Source:
https://scmp.com/lifestyle/books/article/1868338/reviews-e-books-and-audiobooks-karen-joy-fowler-kyle-mills-and-phoef
Lifestyle

Reviews - e-books and audiobooks: Karen Joy Fowler, Kyle Mills and Phoef Sutton

Mills continues Robert Ludlum's Covert-One series, Fowler's back catalogue being mined after her 2014 hit We Are All Completely Beside Ourselves, and Sutton's Crush is a fun listen

The author Karen Joy Fowler.
Sister Noon

by Karen Joy Fowler (read by Liza Ross)

Whole Story Audiobooks

Karen Joy Fowler's We Are All Completely Beside Ourselves was my favourite of 2014. Its critical and commercial success (victory in the Pen/Faulkner, shortlisted for the Man Booker) has awoken interest in her back catalogue. Sister Noon was first published in 2001, but is before us again thanks to this new audiobook. Set in the 19th century, the novel plays fast and loose with fact and fiction, from the off: "Words were invented so that lies could be told" appears even before the first chapter. We are in a newly prosperous San Francisco, and follow Lizzie Hayes, the sort of novel-devouring spinster that Jane Austen might have created. Working at an orphanage, she is asked by a local celebrity named Mrs Mary Ellen Pleasant to take in a young girl, Jenny Ijub. The story weaves all manner of patterns, reversing through time and characters in pleasant confusion. Liza Ross' quiet authority, spiced with knowing wit, suits Fowler down to the ground. Wonderful.

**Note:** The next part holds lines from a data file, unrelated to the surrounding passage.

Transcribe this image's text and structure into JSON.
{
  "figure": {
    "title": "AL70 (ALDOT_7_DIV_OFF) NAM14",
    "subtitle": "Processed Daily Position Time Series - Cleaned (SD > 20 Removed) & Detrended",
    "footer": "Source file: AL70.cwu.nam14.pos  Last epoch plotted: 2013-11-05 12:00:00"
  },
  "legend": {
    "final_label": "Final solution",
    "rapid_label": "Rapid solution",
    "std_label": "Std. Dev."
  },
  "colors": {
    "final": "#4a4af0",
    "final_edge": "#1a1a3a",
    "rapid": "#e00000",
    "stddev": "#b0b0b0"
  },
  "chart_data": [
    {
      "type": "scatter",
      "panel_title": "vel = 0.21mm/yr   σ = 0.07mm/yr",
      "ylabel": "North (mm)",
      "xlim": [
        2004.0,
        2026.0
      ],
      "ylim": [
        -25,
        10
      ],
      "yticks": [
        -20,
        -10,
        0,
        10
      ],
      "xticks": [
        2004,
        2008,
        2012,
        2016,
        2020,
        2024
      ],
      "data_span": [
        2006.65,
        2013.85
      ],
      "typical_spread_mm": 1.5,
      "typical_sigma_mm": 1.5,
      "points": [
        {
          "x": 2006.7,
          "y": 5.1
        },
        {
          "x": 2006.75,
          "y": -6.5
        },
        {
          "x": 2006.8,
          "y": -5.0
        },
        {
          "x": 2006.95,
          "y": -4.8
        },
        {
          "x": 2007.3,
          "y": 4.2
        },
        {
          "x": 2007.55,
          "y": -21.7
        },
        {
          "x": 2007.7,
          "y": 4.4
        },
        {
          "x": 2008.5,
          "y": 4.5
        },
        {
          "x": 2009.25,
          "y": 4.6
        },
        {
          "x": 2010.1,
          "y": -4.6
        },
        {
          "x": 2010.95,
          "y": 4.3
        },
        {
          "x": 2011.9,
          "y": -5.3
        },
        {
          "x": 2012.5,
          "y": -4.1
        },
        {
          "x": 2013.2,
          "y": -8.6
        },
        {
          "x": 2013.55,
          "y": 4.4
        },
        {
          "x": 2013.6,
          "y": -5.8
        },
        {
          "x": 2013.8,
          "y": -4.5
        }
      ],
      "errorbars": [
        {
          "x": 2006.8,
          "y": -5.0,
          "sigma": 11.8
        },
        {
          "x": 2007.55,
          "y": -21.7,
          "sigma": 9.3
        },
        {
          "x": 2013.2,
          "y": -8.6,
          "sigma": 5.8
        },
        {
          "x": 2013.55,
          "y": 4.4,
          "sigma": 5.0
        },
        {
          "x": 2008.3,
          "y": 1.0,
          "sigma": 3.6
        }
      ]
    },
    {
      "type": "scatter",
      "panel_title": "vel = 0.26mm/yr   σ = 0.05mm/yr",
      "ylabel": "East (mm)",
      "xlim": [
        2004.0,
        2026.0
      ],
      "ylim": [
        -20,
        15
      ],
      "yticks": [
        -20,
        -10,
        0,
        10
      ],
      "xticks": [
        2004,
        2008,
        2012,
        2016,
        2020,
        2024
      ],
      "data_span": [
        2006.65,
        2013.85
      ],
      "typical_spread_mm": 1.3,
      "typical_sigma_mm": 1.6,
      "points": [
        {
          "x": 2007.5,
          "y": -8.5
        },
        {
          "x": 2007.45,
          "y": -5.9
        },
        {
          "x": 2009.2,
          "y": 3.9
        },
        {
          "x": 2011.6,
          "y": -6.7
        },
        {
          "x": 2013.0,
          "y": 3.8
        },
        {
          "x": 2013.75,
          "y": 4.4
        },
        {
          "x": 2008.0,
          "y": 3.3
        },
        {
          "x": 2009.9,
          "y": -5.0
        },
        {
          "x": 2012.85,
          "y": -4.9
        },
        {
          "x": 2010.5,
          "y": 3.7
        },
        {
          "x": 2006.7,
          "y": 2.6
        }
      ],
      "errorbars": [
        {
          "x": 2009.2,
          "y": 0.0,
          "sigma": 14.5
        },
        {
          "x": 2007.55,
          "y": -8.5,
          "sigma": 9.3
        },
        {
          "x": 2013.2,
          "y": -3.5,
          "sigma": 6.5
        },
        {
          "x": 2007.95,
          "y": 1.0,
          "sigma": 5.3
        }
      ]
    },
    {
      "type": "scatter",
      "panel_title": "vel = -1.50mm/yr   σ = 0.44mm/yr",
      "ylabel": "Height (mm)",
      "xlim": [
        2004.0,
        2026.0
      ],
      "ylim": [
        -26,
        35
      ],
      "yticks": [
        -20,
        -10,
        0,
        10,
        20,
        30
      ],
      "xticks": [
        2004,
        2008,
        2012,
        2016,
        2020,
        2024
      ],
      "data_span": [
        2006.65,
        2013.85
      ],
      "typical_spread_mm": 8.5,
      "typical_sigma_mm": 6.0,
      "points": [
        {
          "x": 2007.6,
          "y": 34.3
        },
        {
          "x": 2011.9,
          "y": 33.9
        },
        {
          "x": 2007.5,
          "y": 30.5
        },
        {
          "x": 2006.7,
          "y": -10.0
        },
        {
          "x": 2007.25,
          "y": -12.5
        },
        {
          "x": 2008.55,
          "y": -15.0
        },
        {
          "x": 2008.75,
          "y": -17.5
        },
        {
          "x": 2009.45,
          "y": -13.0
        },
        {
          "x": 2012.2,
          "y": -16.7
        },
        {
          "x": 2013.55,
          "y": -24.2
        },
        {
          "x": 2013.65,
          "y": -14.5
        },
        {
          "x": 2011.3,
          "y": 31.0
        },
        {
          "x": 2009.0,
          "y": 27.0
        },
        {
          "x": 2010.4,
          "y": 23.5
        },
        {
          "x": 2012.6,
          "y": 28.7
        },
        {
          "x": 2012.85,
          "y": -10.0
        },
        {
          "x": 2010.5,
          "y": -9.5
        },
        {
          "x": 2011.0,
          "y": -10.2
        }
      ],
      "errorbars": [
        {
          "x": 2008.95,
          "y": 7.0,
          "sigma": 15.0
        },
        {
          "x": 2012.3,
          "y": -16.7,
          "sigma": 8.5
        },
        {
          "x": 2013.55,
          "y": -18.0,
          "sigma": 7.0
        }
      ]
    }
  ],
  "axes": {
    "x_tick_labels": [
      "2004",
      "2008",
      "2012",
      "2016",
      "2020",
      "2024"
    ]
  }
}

Robert Ludlum's The Patriot Attack

by Kyle Mills

Orion Publishing Group (audiobook)

There will come a time when more books will have been written by a posthumous Robert Ludlum than by the actual Robert Ludlum. Eric Van Lustbader has cornered the market on Jason Bourne, leaving it to Kyle Mills to continue the butch sounding "Covert-One" thrillers. The titular "Covert-One" is a team of crack US super-agents whose specialities are chemical and biological weapons. Led by Colonel Dr Jon Smith the team are sent to investigate the Fukushima nuclear reactor. These are trying times. Tensions between Japan and China are at an all-time high. Stoking the geopolitical blaze is Masao Takahashi, Japan's military commander who seems hell-bent on war. Is he behind the disappearance of Dr Smith, who goes Awol? The CIA send Randi Russell, whose nudge-nudge name makes her sound like a Bond girl, to find him. The audiobook has some moody music, before Jeff Woodman narrates with a voice that sounds a little too calm given the earthquakes and impending apocalypse.

Crush

by Phoef Sutton (read by Peter Berkrot)

Tantor Audio (audiobook)

Phoef Sutton has quite a track record in crime fiction. Crush, the latest of his prodigious output, is set in Los Angeles, and whirls rapidly around Caleb "Crush" Rush. This crumpled nickname gives a good impression of this nightclub bouncer's modus operandi: if you mess with him, Sutton tells us, "you'd better either have a gun or a passel of gangbanger chums all jumping him at once". In a plot that owes something to the frothy high jinks of Raymond Chandler, Crush becomes involved with 18-year-old Amelia Trask, whose dodgy billionaire father he had once helped out. While Amelia's foes include the Russian mafia, the joy of hearing the story owes more to the eccentric characters (oddball magicians, DJ assassins), bizarre scenarios, and vivid locations. Stir in some smart one-liners, and the debt to Elmore Leonard is clear: "Her hair was blonde, this week." Peter Berkrot reads eccentrically, with odd stresses ("caaaa-suale") but lots of vim. It is the most fun you'll have this week with headphones on.